Dalam banyak kasus, Soal konflik organisasi nirlaba
jarang mengemuka ke publik, sering dipendam atau bahkan sengaja ditutupi demi
kepentingan citra organisasi. Merupakan sebuah aib, jika organisasi yang
mengusung nilai luhur dan misi sosial terjadi konflik didalamnya. Oleh karena
itu, soal konflik internal di dapur para aktivis sosial dan lingkungan hidup
ini jarang menjadi bahan pembelajaran secara luas. Pada batas tertentu konflik
ini merupakan salah satu faktor penghambat penting dari organisasi nirlaba
dalam mencapai tujuan organisasi. Sebagai organisasi publik, atau setidaknya
mengklaim sebagai pengusung tujuan mulia organisasi nirlaba, sudah semestinya
untuk melakukan pembelajaran terhadap masalah tata kelola termasuk keberadaan
konflik didalamnya.
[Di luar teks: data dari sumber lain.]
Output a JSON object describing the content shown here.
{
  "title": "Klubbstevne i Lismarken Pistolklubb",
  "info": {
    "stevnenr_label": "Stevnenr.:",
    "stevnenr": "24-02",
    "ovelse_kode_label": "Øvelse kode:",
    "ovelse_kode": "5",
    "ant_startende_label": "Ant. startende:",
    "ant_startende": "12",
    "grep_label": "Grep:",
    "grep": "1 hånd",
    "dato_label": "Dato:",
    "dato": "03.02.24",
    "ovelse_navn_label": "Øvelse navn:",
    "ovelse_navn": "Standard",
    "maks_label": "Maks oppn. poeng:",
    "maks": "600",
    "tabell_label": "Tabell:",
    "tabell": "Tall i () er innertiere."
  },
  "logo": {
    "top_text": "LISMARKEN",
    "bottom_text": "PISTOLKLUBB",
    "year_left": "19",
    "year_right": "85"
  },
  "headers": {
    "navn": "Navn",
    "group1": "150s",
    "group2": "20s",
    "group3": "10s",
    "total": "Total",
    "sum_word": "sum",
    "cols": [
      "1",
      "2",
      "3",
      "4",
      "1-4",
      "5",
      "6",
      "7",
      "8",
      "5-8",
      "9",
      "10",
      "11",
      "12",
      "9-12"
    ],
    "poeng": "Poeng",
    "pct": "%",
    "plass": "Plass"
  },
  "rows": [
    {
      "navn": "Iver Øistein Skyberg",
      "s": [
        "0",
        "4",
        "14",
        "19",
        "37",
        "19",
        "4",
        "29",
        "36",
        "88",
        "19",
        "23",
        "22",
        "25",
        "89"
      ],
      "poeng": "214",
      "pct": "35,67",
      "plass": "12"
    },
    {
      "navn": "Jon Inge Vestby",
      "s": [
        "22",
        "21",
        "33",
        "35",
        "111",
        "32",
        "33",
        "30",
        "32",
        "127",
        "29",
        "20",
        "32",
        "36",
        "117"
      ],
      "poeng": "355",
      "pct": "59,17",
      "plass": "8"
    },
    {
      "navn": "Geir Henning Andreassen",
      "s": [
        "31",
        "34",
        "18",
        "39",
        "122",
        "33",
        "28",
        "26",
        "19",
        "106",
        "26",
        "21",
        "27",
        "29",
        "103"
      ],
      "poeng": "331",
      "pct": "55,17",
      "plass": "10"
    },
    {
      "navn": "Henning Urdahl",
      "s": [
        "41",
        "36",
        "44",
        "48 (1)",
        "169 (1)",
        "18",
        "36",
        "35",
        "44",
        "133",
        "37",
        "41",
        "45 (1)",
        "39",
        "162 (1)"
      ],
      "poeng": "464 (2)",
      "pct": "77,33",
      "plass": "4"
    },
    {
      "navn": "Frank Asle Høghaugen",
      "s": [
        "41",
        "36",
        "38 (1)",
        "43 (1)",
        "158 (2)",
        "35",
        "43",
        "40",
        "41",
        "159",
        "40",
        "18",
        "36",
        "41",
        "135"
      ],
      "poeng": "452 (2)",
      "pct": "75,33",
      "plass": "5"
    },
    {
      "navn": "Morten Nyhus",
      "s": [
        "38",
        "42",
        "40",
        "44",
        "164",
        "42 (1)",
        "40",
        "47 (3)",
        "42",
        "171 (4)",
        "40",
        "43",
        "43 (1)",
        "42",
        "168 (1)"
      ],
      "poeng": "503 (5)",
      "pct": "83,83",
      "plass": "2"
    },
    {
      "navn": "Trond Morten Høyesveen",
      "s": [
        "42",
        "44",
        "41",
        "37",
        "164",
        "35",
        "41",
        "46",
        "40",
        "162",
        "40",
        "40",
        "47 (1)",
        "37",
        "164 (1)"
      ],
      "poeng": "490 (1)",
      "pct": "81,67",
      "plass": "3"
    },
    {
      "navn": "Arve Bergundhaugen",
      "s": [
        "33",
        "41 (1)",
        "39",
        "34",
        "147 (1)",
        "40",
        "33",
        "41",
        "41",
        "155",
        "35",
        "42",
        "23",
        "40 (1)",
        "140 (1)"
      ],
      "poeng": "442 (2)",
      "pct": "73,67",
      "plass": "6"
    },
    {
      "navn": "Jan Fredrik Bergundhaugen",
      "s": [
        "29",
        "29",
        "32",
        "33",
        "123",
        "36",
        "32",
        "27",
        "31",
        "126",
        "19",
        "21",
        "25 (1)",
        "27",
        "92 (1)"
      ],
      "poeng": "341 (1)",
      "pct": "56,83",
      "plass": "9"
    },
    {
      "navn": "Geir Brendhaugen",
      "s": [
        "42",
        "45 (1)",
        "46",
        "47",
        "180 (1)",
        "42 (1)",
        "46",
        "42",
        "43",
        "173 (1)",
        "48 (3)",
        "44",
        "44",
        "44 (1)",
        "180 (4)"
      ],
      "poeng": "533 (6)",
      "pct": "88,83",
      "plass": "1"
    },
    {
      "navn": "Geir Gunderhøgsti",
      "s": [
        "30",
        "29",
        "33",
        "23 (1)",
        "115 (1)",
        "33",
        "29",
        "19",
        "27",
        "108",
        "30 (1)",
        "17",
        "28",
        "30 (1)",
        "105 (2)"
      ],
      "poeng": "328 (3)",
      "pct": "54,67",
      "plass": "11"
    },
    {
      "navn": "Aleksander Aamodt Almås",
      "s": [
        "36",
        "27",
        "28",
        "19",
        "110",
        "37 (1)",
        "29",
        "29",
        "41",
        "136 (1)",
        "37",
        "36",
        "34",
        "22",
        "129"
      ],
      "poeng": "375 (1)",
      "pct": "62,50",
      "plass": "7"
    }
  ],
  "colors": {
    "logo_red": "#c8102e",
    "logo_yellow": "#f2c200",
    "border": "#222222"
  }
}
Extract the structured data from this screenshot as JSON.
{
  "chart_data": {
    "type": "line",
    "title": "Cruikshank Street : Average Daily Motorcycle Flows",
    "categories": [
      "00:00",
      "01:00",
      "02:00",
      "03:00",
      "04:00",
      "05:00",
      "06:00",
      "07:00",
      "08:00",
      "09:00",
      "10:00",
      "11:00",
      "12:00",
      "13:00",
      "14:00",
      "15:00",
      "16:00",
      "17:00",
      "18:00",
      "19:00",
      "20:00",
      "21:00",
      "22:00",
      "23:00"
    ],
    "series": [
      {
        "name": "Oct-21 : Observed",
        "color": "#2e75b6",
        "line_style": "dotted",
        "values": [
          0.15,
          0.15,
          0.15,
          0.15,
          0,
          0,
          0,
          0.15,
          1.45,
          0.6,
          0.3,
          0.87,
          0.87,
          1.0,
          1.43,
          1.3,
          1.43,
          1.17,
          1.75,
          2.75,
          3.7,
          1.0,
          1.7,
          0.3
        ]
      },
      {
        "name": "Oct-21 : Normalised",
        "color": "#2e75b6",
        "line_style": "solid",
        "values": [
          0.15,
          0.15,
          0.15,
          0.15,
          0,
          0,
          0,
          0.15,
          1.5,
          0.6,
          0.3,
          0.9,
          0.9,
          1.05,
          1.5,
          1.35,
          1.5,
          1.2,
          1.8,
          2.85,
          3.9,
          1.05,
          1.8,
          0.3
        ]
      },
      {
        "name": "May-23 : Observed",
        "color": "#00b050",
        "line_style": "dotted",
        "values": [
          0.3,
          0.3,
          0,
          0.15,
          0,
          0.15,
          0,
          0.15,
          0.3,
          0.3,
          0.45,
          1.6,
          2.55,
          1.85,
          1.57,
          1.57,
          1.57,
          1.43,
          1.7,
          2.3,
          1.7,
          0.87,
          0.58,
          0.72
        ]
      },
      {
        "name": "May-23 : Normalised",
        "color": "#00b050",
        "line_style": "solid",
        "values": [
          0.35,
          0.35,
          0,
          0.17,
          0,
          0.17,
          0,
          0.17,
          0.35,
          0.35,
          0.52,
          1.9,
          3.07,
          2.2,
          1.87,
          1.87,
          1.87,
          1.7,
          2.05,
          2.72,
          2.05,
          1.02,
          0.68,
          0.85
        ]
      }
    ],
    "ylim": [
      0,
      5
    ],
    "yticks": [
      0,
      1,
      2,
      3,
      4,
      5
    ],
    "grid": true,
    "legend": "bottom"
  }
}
Pembelajaran atas konflik internal bisa menjadi sarana bagi
perbaikan terus menerus kerja dunia LSM, sebagai salah satu pilar demokrasi dan
transformasi sosial di Indonesia.
Penyebab
Konflik LSM
Faktor Penyebab yang mengakibatkan konflik ada dua
hal, bersumber dari problem internal ataupun eksternal organisasi. Sumber
eksternal adalah tekanan dari faktor kebijakan dan sumberdaya eksternal,
utamanya adalah kebijakan donor dan keterbatasan sumberdaya. Akhir-akhir ini
kalangan NGO tidak memiliki “kemewahan” lebih dibanding masa sebelumnya,
berkaitan dengan minimnya sumber pendanaan dari luar negeri. Krisis ekonomi
global dan munculnya isu isu “baru” mengubah arah pergerakan dunia LSM.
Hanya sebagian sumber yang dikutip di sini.